Somerset Ward City Councillor and OCH Board Member Catherine McKenney, who participated in the unveiling ceremony, and represented Mathieu Fleury, City Councillor for Rideau-Vanier Ward, said that this mural reminds everyone that we are all part of the community. “It’s great to live in a city that gives buildings back to the people who live there.”
“Art has a big role to play in community development and newcomer integration. It helps us communicate more effectively, at visceral and emotional levels, enabling human connections beyond social conditioning,” says Hindia Mohamoud, Director, OLIP. “We are delighted to see the Transformation: Welcoming Ottawa Week mural unveiled today, which was created by the community and for the community to celebrate Ottawa’s welcome of newcomers and our thriving diversity.”
At the unveiling, Hindia presented Claudia with a Welcoming Ottawa Ambassador award for successful community engagement and collaborative production of Transformation: The Welcoming Ottawa Mural. “A special thanks goes to the lead artist, Claudia Salguero. Because of her creativity, tenacity, hard work and unique ability to bring so many volunteers together from across the city, this mural became a reality,” explains Hindia.
“The meaning of this project moves well beyond the neighbourhood where the mural lives, it’s about the idea of recognition; recognition of the values of hard work and determination that drive so many people to come from all parts of the world to join us every year” added Hindia. “Ottawa welcomes about 12,000 newcomers with dreams and a strong drive to succeed. The stories of the thousands of new people – of men, women, and children who join our community every year and the many transformative impacts their efforts bring to Ottawa’s growth and vibrancy remains largely untold. Thus Transformation – The Welcoming Ottawa Mural is a symbol of our collective recognition of newcomers’ contributions to our city,” concluded Hindia.

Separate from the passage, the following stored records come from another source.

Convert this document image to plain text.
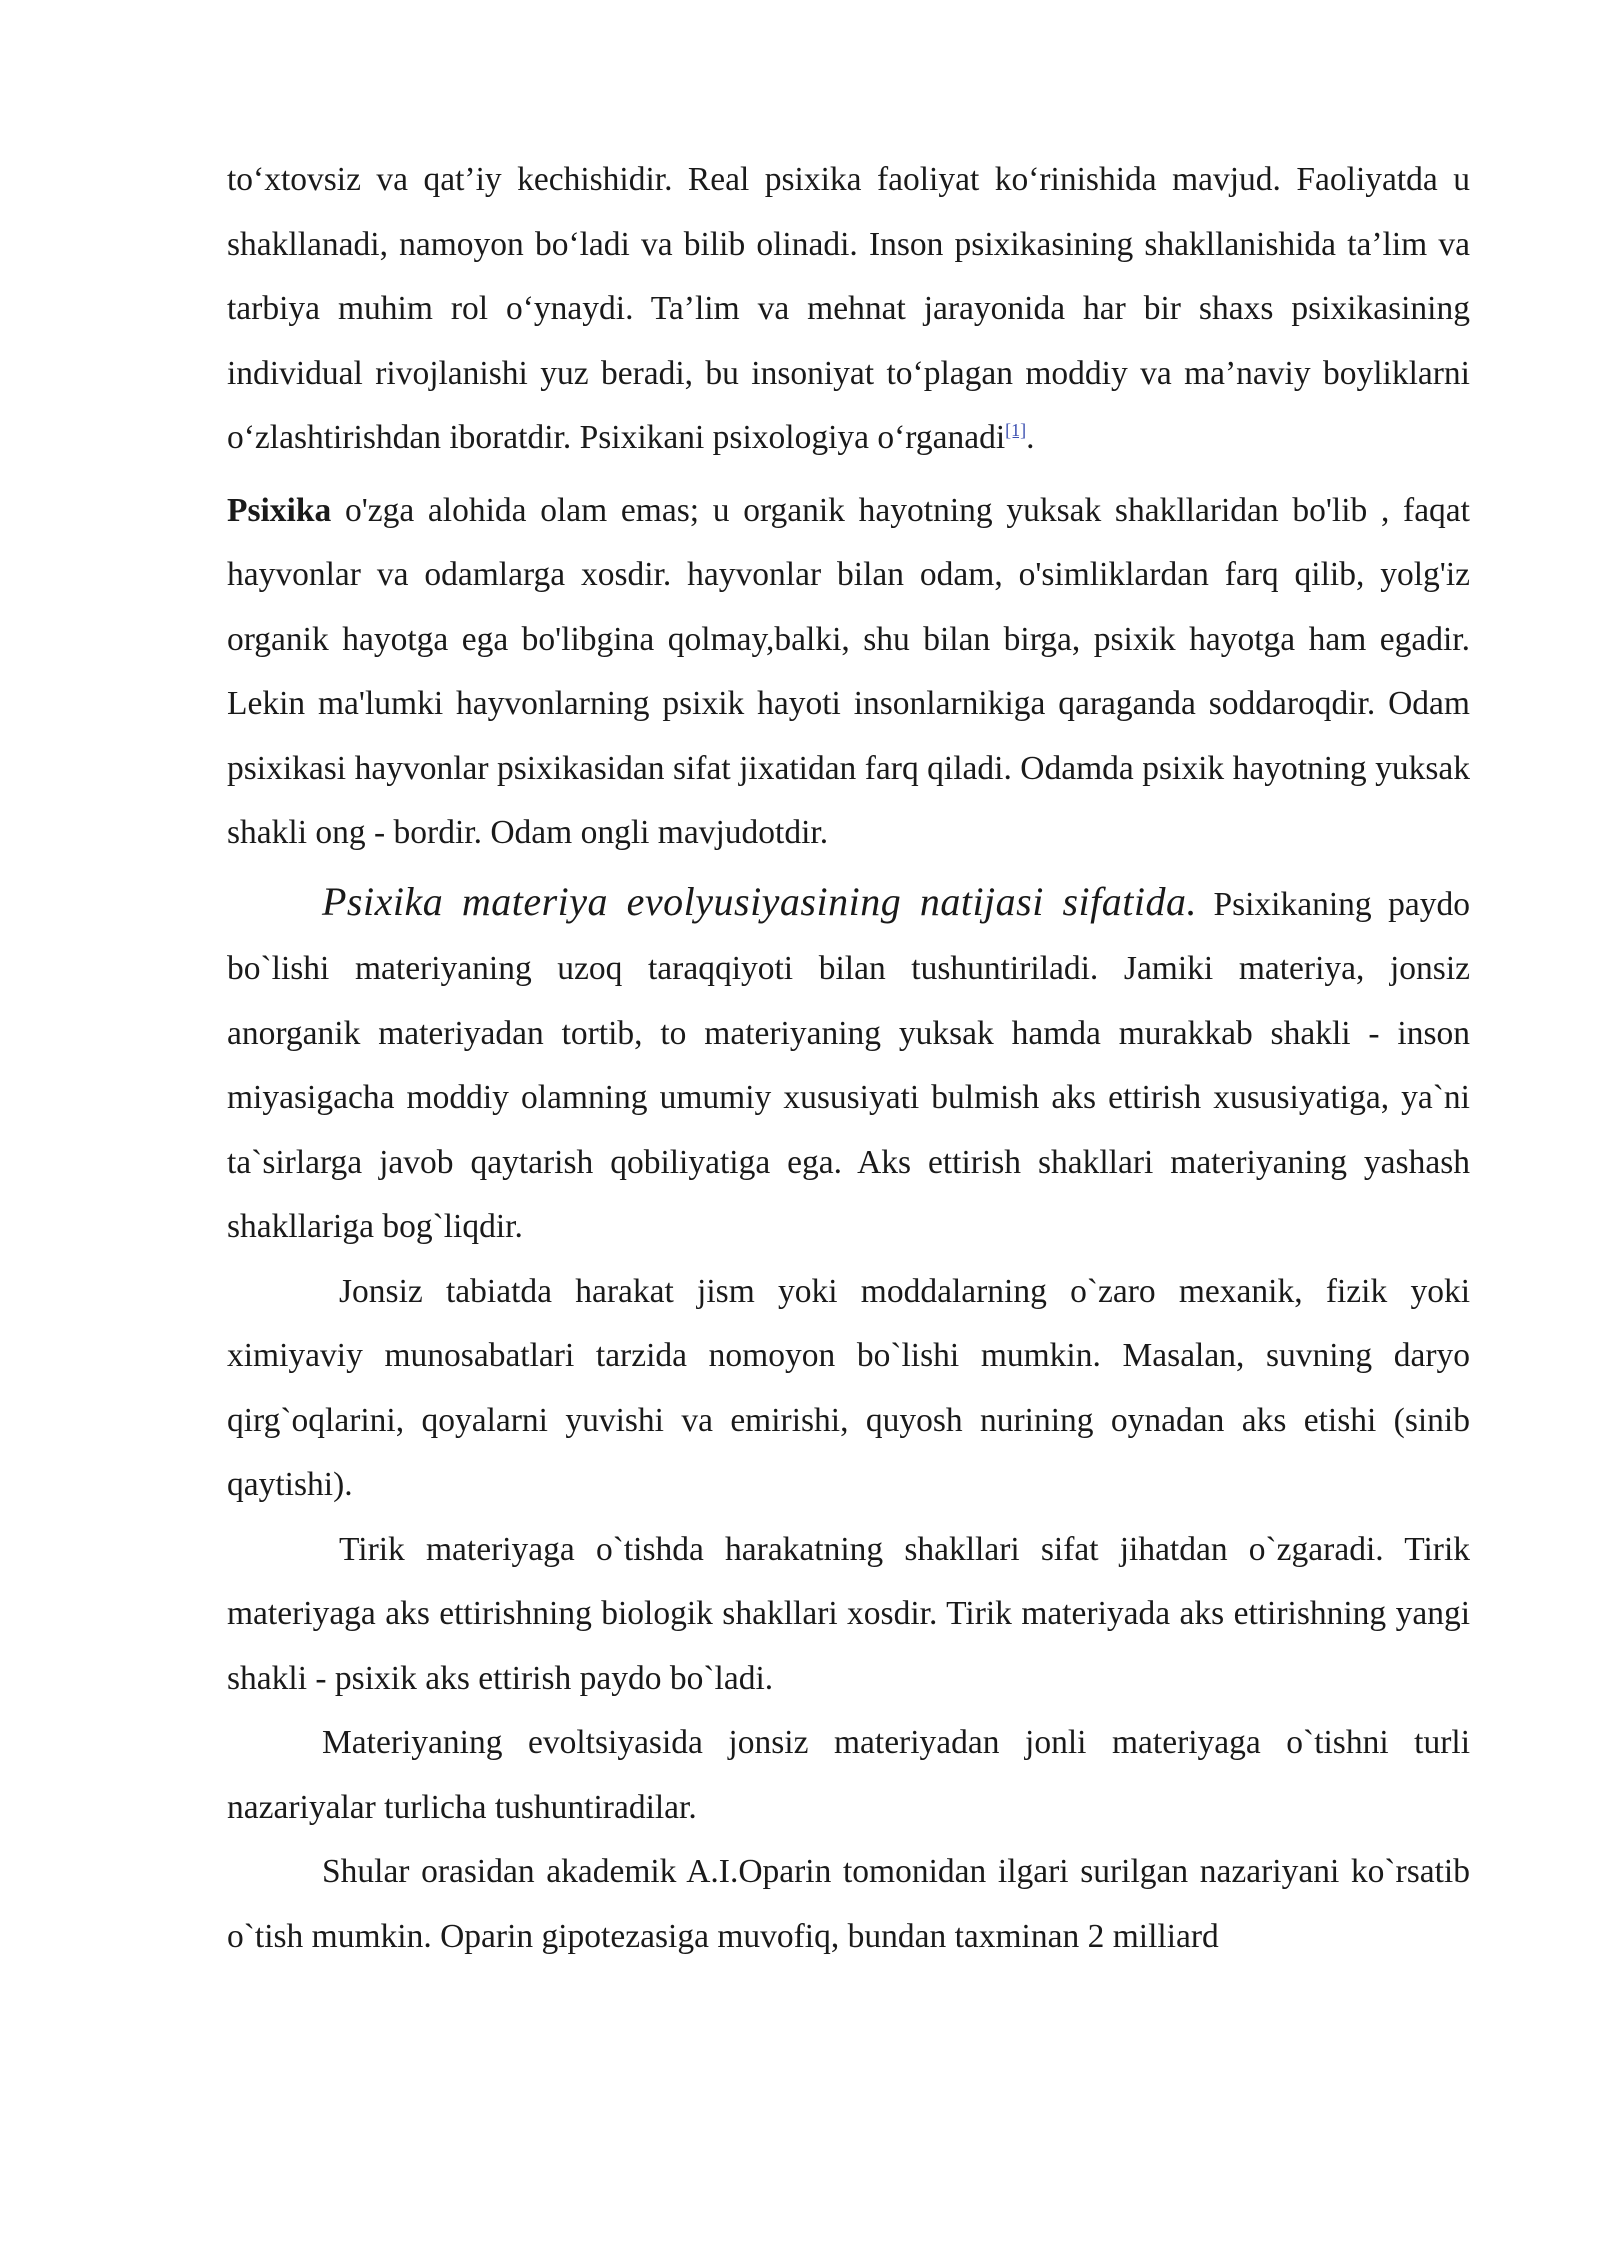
to‘xtovsiz va qat’iy kechishidir. Real psixika faoliyat ko‘rinishida mavjud. Faoliyatda u shakllanadi, namoyon bo‘ladi va bilib olinadi. Inson psixikasining shakllanishida ta’lim va tarbiya muhim rol o‘ynaydi. Ta’lim va mehnat jarayonida har bir shaxs psixikasining individual rivojlanishi yuz beradi, bu insoniyat to‘plagan moddiy va ma’naviy boyliklarni o‘zlashtirishdan iboratdir. Psixikani psixologiya o‘rganadi[1].

Psixika o'zga alohida olam emas; u organik hayotning yuksak shakllaridan bo'lib , faqat hayvonlar va odamlarga xosdir. hayvonlar bilan odam, o'simliklardan farq qilib, yolg'iz organik hayotga ega bo'libgina qolmay,balki, shu bilan birga, psixik hayotga ham egadir. Lekin ma'lumki hayvonlarning psixik hayoti insonlarnikiga qaraganda soddaroqdir. Odam psixikasi hayvonlar psixikasidan sifat jixatidan farq qiladi. Odamda psixik hayotning yuksak shakli ong - bordir. Odam ongli mavjudotdir.

Psixika materiya evolyusiyasining natijasi sifatida. Psixikaning paydo bo`lishi materiyaning uzoq taraqqiyoti bilan tushuntiriladi. Jamiki materiya, jonsiz anorganik materiyadan tortib, to materiyaning yuksak hamda murakkab shakli - inson miyasigacha moddiy olamning umumiy xususiyati bulmish aks ettirish xususiyatiga, ya`ni ta`sirlarga javob qaytarish qobiliyatiga ega. Aks ettirish shakllari materiyaning yashash shakllariga bog`liqdir.

Jonsiz tabiatda harakat jism yoki moddalarning o`zaro mexanik, fizik yoki ximiyaviy munosabatlari tarzida nomoyon bo`lishi mumkin. Masalan, suvning daryo qirg`oqlarini, qoyalarni yuvishi va emirishi, quyosh nurining oynadan aks etishi (sinib qaytishi).

Tirik materiyaga o`tishda harakatning shakllari sifat jihatdan o`zgaradi. Tirik materiyaga aks ettirishning biologik shakllari xosdir. Tirik materiyada aks ettirishning yangi shakli - psixik aks ettirish paydo bo`ladi.

Materiyaning evoltsiyasida jonsiz materiyadan jonli materiyaga o`tishni turli nazariyalar turlicha tushuntiradilar.

Shular orasidan akademik A.I.Oparin tomonidan ilgari surilgan nazariyani ko`rsatib o`tish mumkin. Oparin gipotezasiga muvofiq, bundan taxminan 2 milliard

In closing, Claudia spoke of how – even if for some reason the mural wouldn’t been installed, by painting it together the most important part of the project had been achieved. That is, what was discovered along the way, that everyone can learn from each other, grow together and ultimately be stronger. “I feel thankful for the trust and support received in bringing 64 people together to create something bigger than all of us,” says Claudia.
The project was made possible thanks to a partnership between Ottawa Local Immigration Partnership, Ottawa Community Housing, the Tenant Circle at 215 Wurtemburg, and the Lowertown Community Resource Centre. The mural received funding from the City of Ottawa’s Diversity in the Arts Fund, as well as Crime Prevention Ottawa and Ottawa Community Housing.